In order to prevent the defendant from disposing of property, the plaintiff can request an order of attachment from the court without giving the defendant prior notice. However, following the attachment order, the plaintiff has five days to file a motion to confirm the order and must serve the defendant with notice of that motion. The plaintiff must then establish the existence of one of the grounds listed above as grounds for attachment as well as demonstrate the likelihood of success in the lawsuit. At this stage, the defendant has an opportunity to present his or her arguments in opposition to the motion.
If the court allows attachment, the defendant may post a bond in the amount of the value of the attached property to serve as a security in lieu of the actual piece of property. This allows a defendant to remove restrictions on the property since it has been replaced with an equivalent amount in cash.

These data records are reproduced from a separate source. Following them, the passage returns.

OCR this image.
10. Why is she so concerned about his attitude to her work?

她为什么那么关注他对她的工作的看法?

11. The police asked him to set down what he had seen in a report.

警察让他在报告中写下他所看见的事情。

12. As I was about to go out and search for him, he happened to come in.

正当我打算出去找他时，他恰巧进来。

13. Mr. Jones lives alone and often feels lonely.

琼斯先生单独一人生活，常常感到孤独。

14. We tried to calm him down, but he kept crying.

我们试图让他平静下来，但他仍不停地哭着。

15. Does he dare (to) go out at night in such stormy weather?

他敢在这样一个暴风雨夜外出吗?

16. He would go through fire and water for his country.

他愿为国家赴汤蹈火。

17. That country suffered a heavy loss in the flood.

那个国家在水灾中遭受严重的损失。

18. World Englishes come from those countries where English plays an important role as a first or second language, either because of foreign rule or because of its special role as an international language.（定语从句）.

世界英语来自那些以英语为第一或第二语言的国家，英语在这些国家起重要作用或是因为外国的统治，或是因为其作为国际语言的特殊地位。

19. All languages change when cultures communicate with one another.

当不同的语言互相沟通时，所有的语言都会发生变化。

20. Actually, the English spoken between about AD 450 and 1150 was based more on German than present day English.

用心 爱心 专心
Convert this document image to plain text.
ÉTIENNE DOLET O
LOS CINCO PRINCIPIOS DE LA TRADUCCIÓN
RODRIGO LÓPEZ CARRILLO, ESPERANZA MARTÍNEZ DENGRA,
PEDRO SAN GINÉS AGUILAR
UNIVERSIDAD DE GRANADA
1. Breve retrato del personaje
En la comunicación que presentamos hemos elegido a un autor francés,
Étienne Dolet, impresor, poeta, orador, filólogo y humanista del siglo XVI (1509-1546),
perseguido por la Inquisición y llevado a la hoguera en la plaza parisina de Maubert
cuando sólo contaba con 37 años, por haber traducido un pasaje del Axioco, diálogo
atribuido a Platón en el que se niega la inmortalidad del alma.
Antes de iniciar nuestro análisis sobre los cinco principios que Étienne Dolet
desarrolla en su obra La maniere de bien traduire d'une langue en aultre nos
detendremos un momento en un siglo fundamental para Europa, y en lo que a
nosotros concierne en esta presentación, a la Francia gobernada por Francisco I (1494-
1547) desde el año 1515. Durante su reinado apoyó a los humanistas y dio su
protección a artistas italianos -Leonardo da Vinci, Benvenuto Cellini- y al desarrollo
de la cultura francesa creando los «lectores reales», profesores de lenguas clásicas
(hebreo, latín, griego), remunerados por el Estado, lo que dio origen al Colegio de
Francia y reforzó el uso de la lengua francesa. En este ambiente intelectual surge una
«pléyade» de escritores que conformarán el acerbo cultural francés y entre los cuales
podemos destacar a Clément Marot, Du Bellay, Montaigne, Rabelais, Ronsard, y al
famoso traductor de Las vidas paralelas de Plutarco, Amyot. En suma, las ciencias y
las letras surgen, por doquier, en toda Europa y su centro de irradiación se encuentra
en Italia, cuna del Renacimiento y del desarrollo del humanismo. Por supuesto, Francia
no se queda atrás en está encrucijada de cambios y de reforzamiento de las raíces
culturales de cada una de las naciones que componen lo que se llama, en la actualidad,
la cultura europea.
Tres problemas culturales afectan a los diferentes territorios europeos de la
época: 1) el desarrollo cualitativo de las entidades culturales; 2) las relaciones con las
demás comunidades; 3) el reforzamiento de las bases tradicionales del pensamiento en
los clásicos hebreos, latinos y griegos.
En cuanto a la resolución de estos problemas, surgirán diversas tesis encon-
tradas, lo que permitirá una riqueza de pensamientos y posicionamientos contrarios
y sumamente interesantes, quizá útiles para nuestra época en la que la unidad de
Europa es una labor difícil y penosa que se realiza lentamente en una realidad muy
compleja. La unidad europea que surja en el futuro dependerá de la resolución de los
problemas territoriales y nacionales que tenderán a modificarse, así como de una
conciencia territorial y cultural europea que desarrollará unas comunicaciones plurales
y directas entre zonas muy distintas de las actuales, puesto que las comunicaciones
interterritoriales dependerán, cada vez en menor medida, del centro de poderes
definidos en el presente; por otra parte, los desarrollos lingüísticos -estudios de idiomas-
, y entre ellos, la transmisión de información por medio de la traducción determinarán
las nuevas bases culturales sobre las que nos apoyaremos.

A recent decision of the New York Supreme Court, Appellate Division, Third Department highlights when pre-judgment attachment is allowed. The case of Haise v. Hussain involved a lawsuit by an estate representative against a limousine operator after an accident resulting from a catastrophic brake failure. The defendants were the three individual owners of the limousine company. The plaintiff sought pre-judgment attachment of four parcels of real property. The Court held two grounds for pre-judgment attachment were satisfied.
First, the Court found that the Defendant’s listing of four parcels for sale when litigation was pending (or when the Defendants knew litigation was imminent) was an attempt to “dispose” of property. Further, an intent to defraud creditors was established both by the timing of the attempted sale, as well as other improper transfers of property by Defendants.
Second, the attachment was justified based on the fact that one Defendant was a non-domiciliary residing outside the state based on newspaper articles that indicated he had returned to Pakistan with no intent to return. While one justice questioned the second ground, all the justices agreed that there was sufficient basis to allow attachment of the property.